Sur la table se trouvait un verre d'eau qu'il avait préparé. Sans hésiter, il saisit le bras de Meng Junheng, puis sortit un poignard et le lui planta violemment au bout du doigt. Le sang jaillit instantanément. Mais ce n'était pas tout. Il se poignarda ensuite le bout du doigt à son tour. En voyant le sang couler dans l'eau, ses yeux s'écarquillèrent.

Alors que les taches de sang dans le bol se mélangeaient lentement, il s'écria soudain avec alarme : « Mon fils ! Mon fils ! »

--

Meng Wan se reposait à la résidence du Premier ministre. Son frère aîné avait initialement prévu d'aller persuader le roi de Shu occidental, mais à sa grande surprise, elle apprit que Meng Junheng était le fils perdu de ce dernier. Bouleversée, elle se rendit aussitôt auprès de Huangfu Yi : « Je pressens que la situation est grave. Si mon frère aîné est réellement l'héritier de Shu occidental, il ne pourra certainement plus m'aider. Pourriez-vous, s'il vous plaît, me rendre un service ? »

Elle était complètement déboussolée. Son mari avait perdu la mémoire, et son frère aîné était devenu le fils et le frère d'une autre personne. À cet instant, Huangfu Yi était la seule personne sur qui elle pouvait compter.

Huangfu Yi était visiblement surpris, mais il n'a pas dit grand-chose, se contentant d'acquiescer : « Qu'est-ce que c'est ? Dites-le-moi ! »

Il savait au fond de lui qu'il ferait tout ce que Meng Wan lui demanderait, même traverser le feu et l'eau. C'était peut-être un sentiment étrange, un sentiment qui n'aurait pas dû exister, mais qu'il éprouvait pourtant.

--

Le message de Huangfu Yi arriva cinq jours plus tard, proposant de la rencontrer le lendemain. Tôt le lendemain matin, Meng Wan traîna Chu Heng hors de la résidence du Premier ministre.

C'était un mélange de tromperie et de ruse, sinon il lui aurait été difficile de sortir avec elle.

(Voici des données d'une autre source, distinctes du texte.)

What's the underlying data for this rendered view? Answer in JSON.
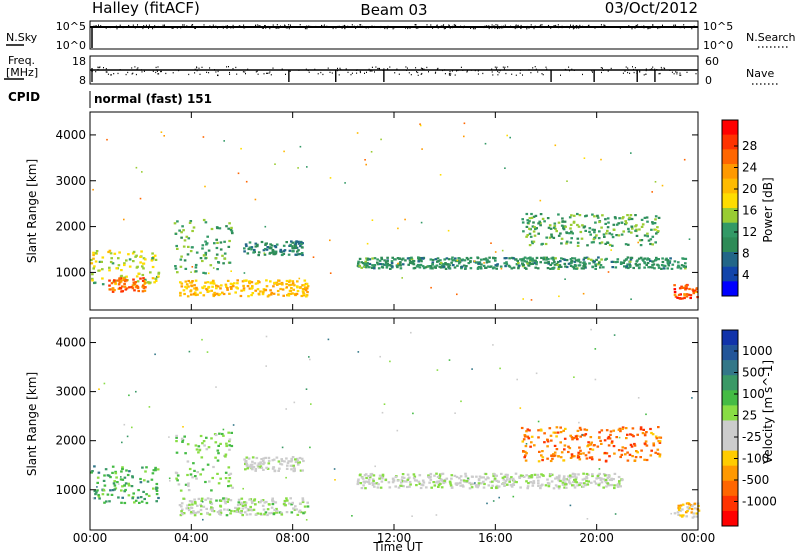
{
  "header": {
    "station": "Halley (fitACF)",
    "beam": "Beam 03",
    "date": "03/Oct/2012"
  },
  "strips": {
    "nsky_label": "N.Sky",
    "nsky_ticks": [
      "10^5",
      "10^0"
    ],
    "nsearch_label": "N.Search",
    "nsearch_ticks": [
      "10^5",
      "10^0"
    ],
    "freq_label_1": "Freq.",
    "freq_label_2": "[MHz]",
    "freq_ticks": [
      "18",
      "8"
    ],
    "nave_label": "Nave",
    "nave_ticks": [
      "60",
      "0"
    ],
    "cpid_label": "CPID",
    "cpid_value": "normal (fast) 151"
  },
  "axes": {
    "ylabel": "Slant Range [km]",
    "xlabel": "Time UT",
    "yticks": [
      "4000",
      "3000",
      "2000",
      "1000"
    ],
    "xticks": [
      "00:00",
      "04:00",
      "08:00",
      "12:00",
      "16:00",
      "20:00",
      "00:00"
    ]
  },
  "colorbars": {
    "power": {
      "label": "Power [dB]",
      "ticks": [
        "28",
        "24",
        "20",
        "16",
        "12",
        "8",
        "4"
      ],
      "colors": [
        "#ff0000",
        "#ff3300",
        "#ff6600",
        "#ff9900",
        "#ffbb00",
        "#ffdd00",
        "#99cc33",
        "#339966",
        "#2e8b57",
        "#226688",
        "#1144aa",
        "#0000ff"
      ]
    },
    "velocity": {
      "label": "Velocity [m s^-1]",
      "ticks": [
        "1000",
        "500",
        "100",
        "25",
        "-25",
        "-100",
        "-500",
        "-1000"
      ],
      "colors": [
        "#1133aa",
        "#225599",
        "#337788",
        "#3a9966",
        "#44bb44",
        "#88dd44",
        "#cccccc",
        "#cccccc",
        "#ffcc00",
        "#ff9900",
        "#ff6600",
        "#ff3300",
        "#ff0000"
      ]
    }
  },
  "chart_data": [
    {
      "type": "heatmap",
      "title": "Power",
      "xlabel": "Time UT",
      "ylabel": "Slant Range [km]",
      "xlim": [
        0,
        24
      ],
      "ylim": [
        180,
        4500
      ],
      "colorbar_range": [
        0,
        32
      ],
      "colorbar_label": "Power [dB]",
      "echo_bands": [
        {
          "t_start": 0.0,
          "t_end": 2.7,
          "range_low": 750,
          "range_high": 1500,
          "value": 16
        },
        {
          "t_start": 0.7,
          "t_end": 2.2,
          "range_low": 600,
          "range_high": 900,
          "value": 26
        },
        {
          "t_start": 3.3,
          "t_end": 5.6,
          "range_low": 1000,
          "range_high": 2200,
          "value": 12
        },
        {
          "t_start": 3.5,
          "t_end": 8.6,
          "range_low": 500,
          "range_high": 850,
          "value": 20
        },
        {
          "t_start": 6.0,
          "t_end": 8.4,
          "range_low": 1400,
          "range_high": 1700,
          "value": 8
        },
        {
          "t_start": 10.5,
          "t_end": 23.5,
          "range_low": 1100,
          "range_high": 1350,
          "value": 10
        },
        {
          "t_start": 17.0,
          "t_end": 22.5,
          "range_low": 1600,
          "range_high": 2300,
          "value": 12
        },
        {
          "t_start": 23.0,
          "t_end": 24.0,
          "range_low": 450,
          "range_high": 750,
          "value": 28
        }
      ]
    },
    {
      "type": "heatmap",
      "title": "Velocity",
      "xlabel": "Time UT",
      "ylabel": "Slant Range [km]",
      "xlim": [
        0,
        24
      ],
      "ylim": [
        180,
        4500
      ],
      "colorbar_range": [
        -1000,
        1000
      ],
      "colorbar_label": "Velocity [m s^-1]",
      "echo_bands": [
        {
          "t_start": 0.0,
          "t_end": 2.7,
          "range_low": 750,
          "range_high": 1500,
          "value": 400
        },
        {
          "t_start": 3.3,
          "t_end": 5.6,
          "range_low": 1000,
          "range_high": 2200,
          "value": 200
        },
        {
          "t_start": 3.5,
          "t_end": 8.6,
          "range_low": 500,
          "range_high": 850,
          "value": 60
        },
        {
          "t_start": 6.0,
          "t_end": 8.4,
          "range_low": 1400,
          "range_high": 1700,
          "value": 0
        },
        {
          "t_start": 10.5,
          "t_end": 21.0,
          "range_low": 1050,
          "range_high": 1350,
          "value": 0
        },
        {
          "t_start": 17.0,
          "t_end": 22.5,
          "range_low": 1600,
          "range_high": 2300,
          "value": -600
        },
        {
          "t_start": 23.0,
          "t_end": 24.0,
          "range_low": 450,
          "range_high": 750,
          "value": -300
        }
      ]
    }
  ]
}
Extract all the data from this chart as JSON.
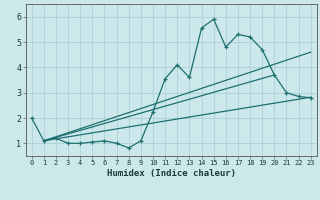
{
  "xlabel": "Humidex (Indice chaleur)",
  "xlim": [
    -0.5,
    23.5
  ],
  "ylim": [
    0.5,
    6.5
  ],
  "xticks": [
    0,
    1,
    2,
    3,
    4,
    5,
    6,
    7,
    8,
    9,
    10,
    11,
    12,
    13,
    14,
    15,
    16,
    17,
    18,
    19,
    20,
    21,
    22,
    23
  ],
  "yticks": [
    1,
    2,
    3,
    4,
    5,
    6
  ],
  "bg_color": "#cce8ea",
  "grid_color": "#b0d4d8",
  "line_color": "#1e7070",
  "series_main": {
    "x": [
      0,
      1,
      2,
      3,
      4,
      5,
      6,
      7,
      8,
      9,
      10,
      11,
      12,
      13,
      14,
      15,
      16,
      17,
      18,
      19,
      20,
      21,
      22,
      23
    ],
    "y": [
      2.0,
      1.1,
      1.2,
      1.0,
      1.0,
      1.05,
      1.1,
      1.0,
      0.82,
      1.1,
      2.25,
      3.55,
      4.1,
      3.6,
      5.55,
      5.9,
      4.8,
      5.3,
      5.2,
      4.7,
      3.7,
      3.0,
      2.85,
      2.8
    ]
  },
  "trend1": {
    "x": [
      1,
      23
    ],
    "y": [
      1.1,
      4.6
    ]
  },
  "trend2": {
    "x": [
      1,
      20
    ],
    "y": [
      1.1,
      3.7
    ]
  },
  "trend3": {
    "x": [
      1,
      23
    ],
    "y": [
      1.1,
      2.82
    ]
  }
}
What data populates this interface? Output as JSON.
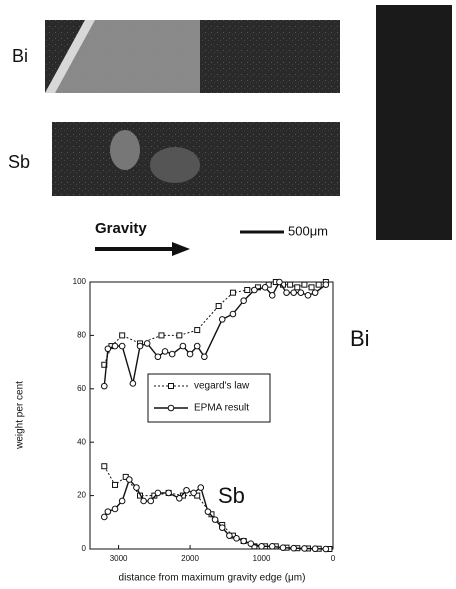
{
  "figure": {
    "maps": [
      "Bi",
      "Sb"
    ],
    "gravity": "Gravity",
    "scale": "500μm"
  },
  "chart_data": {
    "type": "line",
    "xlabel": "distance from maximum gravity edge (μm)",
    "ylabel": "weight per cent",
    "xlim": [
      3400,
      0
    ],
    "xticks": [
      3000,
      2000,
      1000,
      0
    ],
    "ylim": [
      0,
      100
    ],
    "yticks": [
      0,
      20,
      40,
      60,
      80,
      100
    ],
    "annotations": [
      "Bi",
      "Sb"
    ],
    "series": [
      {
        "name": "vegard's law",
        "color": "#111111",
        "marker": "square",
        "dashed": true,
        "x": [
          3200,
          3100,
          2950,
          2700,
          2400,
          2150,
          1900,
          1600,
          1400,
          1200,
          1050,
          900,
          800,
          700,
          600,
          500,
          400,
          300,
          200,
          100
        ],
        "values": [
          69,
          76,
          80,
          77,
          80,
          80,
          82,
          91,
          96,
          97,
          98,
          99,
          100,
          99,
          99,
          98,
          99,
          98,
          99,
          100
        ]
      },
      {
        "name": "EPMA result",
        "color": "#111111",
        "marker": "circle",
        "dashed": false,
        "x": [
          3200,
          3150,
          3050,
          2950,
          2800,
          2700,
          2600,
          2450,
          2350,
          2250,
          2100,
          2000,
          1900,
          1800,
          1550,
          1400,
          1250,
          1100,
          950,
          850,
          750,
          650,
          550,
          450,
          350,
          250,
          100
        ],
        "values": [
          61,
          75,
          76,
          76,
          62,
          76,
          77,
          72,
          74,
          73,
          76,
          73,
          76,
          72,
          86,
          88,
          93,
          97,
          98,
          95,
          100,
          96,
          96,
          96,
          95,
          96,
          99
        ]
      },
      {
        "color": "#111111",
        "marker": "square",
        "dashed": true,
        "x": [
          3200,
          3050,
          2900,
          2700,
          2500,
          2300,
          2100,
          1900,
          1700,
          1550,
          1400,
          1250,
          1100,
          950,
          800,
          650,
          500,
          350,
          200,
          50
        ],
        "values": [
          31,
          24,
          27,
          20,
          20,
          21,
          20,
          20,
          13,
          9,
          5,
          3,
          1,
          1,
          1,
          0.5,
          0.3,
          0.2,
          0.1,
          0
        ]
      },
      {
        "color": "#111111",
        "marker": "circle",
        "dashed": false,
        "x": [
          3200,
          3150,
          3050,
          2950,
          2850,
          2750,
          2650,
          2550,
          2450,
          2300,
          2150,
          2050,
          1950,
          1850,
          1750,
          1650,
          1550,
          1450,
          1350,
          1250,
          1150,
          1000,
          850,
          700,
          550,
          400,
          250,
          100
        ],
        "values": [
          12,
          14,
          15,
          18,
          26,
          23,
          18,
          18,
          21,
          21,
          19,
          22,
          21,
          23,
          14,
          11,
          8,
          5,
          4,
          3,
          2,
          1,
          1,
          0.5,
          0.3,
          0.2,
          0.1,
          0
        ]
      }
    ]
  }
}
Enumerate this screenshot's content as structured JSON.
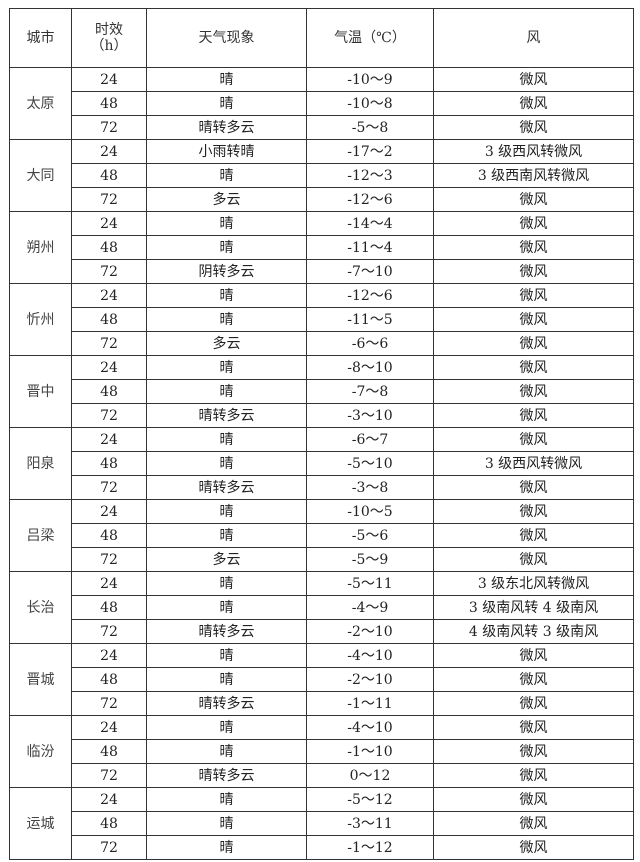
{
  "header": {
    "city": "城市",
    "period_line1": "时效",
    "period_line2": "（h）",
    "weather": "天气现象",
    "temp": "气温（℃）",
    "wind": "风"
  },
  "cities": [
    {
      "name": "太原",
      "rows": [
        [
          "24",
          "晴",
          "-10～9",
          "微风"
        ],
        [
          "48",
          "晴",
          "-10～8",
          "微风"
        ],
        [
          "72",
          "晴转多云",
          "-5～8",
          "微风"
        ]
      ]
    },
    {
      "name": "大同",
      "rows": [
        [
          "24",
          "小雨转晴",
          "-17～2",
          "3 级西风转微风"
        ],
        [
          "48",
          "晴",
          "-12～3",
          "3 级西南风转微风"
        ],
        [
          "72",
          "多云",
          "-12～6",
          "微风"
        ]
      ]
    },
    {
      "name": "朔州",
      "rows": [
        [
          "24",
          "晴",
          "-14～4",
          "微风"
        ],
        [
          "48",
          "晴",
          "-11～4",
          "微风"
        ],
        [
          "72",
          "阴转多云",
          "-7～10",
          "微风"
        ]
      ]
    },
    {
      "name": "忻州",
      "rows": [
        [
          "24",
          "晴",
          "-12～6",
          "微风"
        ],
        [
          "48",
          "晴",
          "-11～5",
          "微风"
        ],
        [
          "72",
          "多云",
          "-6～6",
          "微风"
        ]
      ]
    },
    {
      "name": "晋中",
      "rows": [
        [
          "24",
          "晴",
          "-8～10",
          "微风"
        ],
        [
          "48",
          "晴",
          "-7～8",
          "微风"
        ],
        [
          "72",
          "晴转多云",
          "-3～10",
          "微风"
        ]
      ]
    },
    {
      "name": "阳泉",
      "rows": [
        [
          "24",
          "晴",
          "-6～7",
          "微风"
        ],
        [
          "48",
          "晴",
          "-5～10",
          "3 级西风转微风"
        ],
        [
          "72",
          "晴转多云",
          "-3～8",
          "微风"
        ]
      ]
    },
    {
      "name": "吕梁",
      "rows": [
        [
          "24",
          "晴",
          "-10～5",
          "微风"
        ],
        [
          "48",
          "晴",
          "-5～6",
          "微风"
        ],
        [
          "72",
          "多云",
          "-5～9",
          "微风"
        ]
      ]
    },
    {
      "name": "长治",
      "rows": [
        [
          "24",
          "晴",
          "-5～11",
          "3 级东北风转微风"
        ],
        [
          "48",
          "晴",
          "-4～9",
          "3 级南风转 4 级南风"
        ],
        [
          "72",
          "晴转多云",
          "-2～10",
          "4 级南风转 3 级南风"
        ]
      ]
    },
    {
      "name": "晋城",
      "rows": [
        [
          "24",
          "晴",
          "-4～10",
          "微风"
        ],
        [
          "48",
          "晴",
          "-2～10",
          "微风"
        ],
        [
          "72",
          "晴转多云",
          "-1～11",
          "微风"
        ]
      ]
    },
    {
      "name": "临汾",
      "rows": [
        [
          "24",
          "晴",
          "-4～10",
          "微风"
        ],
        [
          "48",
          "晴",
          "-1～10",
          "微风"
        ],
        [
          "72",
          "晴转多云",
          "0～12",
          "微风"
        ]
      ]
    },
    {
      "name": "运城",
      "rows": [
        [
          "24",
          "晴",
          "-5～12",
          "微风"
        ],
        [
          "48",
          "晴",
          "-3～11",
          "微风"
        ],
        [
          "72",
          "晴",
          "-1～12",
          "微风"
        ]
      ]
    }
  ]
}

Meng Wan ne put que prétexter avoir des courses à faire et ne pas connaître le quartier, et Chu Heng l'accompagna donc.

Cela faisait des jours qu'elle n'était pas sortie, et Meng Wan ne pouvait s'empêcher d'être excitée. Avec la bonne nouvelle apportée par Huangfu Yi, elle aurait presque voulu pouvoir s'envoler sur-le-champ.

Oui, Hua Jiuye est arrivé, le successeur du médecin divin Hua Jiuye est arrivé.

Il y a quelques jours, Meng Wan a demandé de l'aide à Huangfu Yi, plus précisément pour qu'il retourne le chercher, car elle pensait que Hua Jiuye était indispensable pour guérir Huangfu Mi.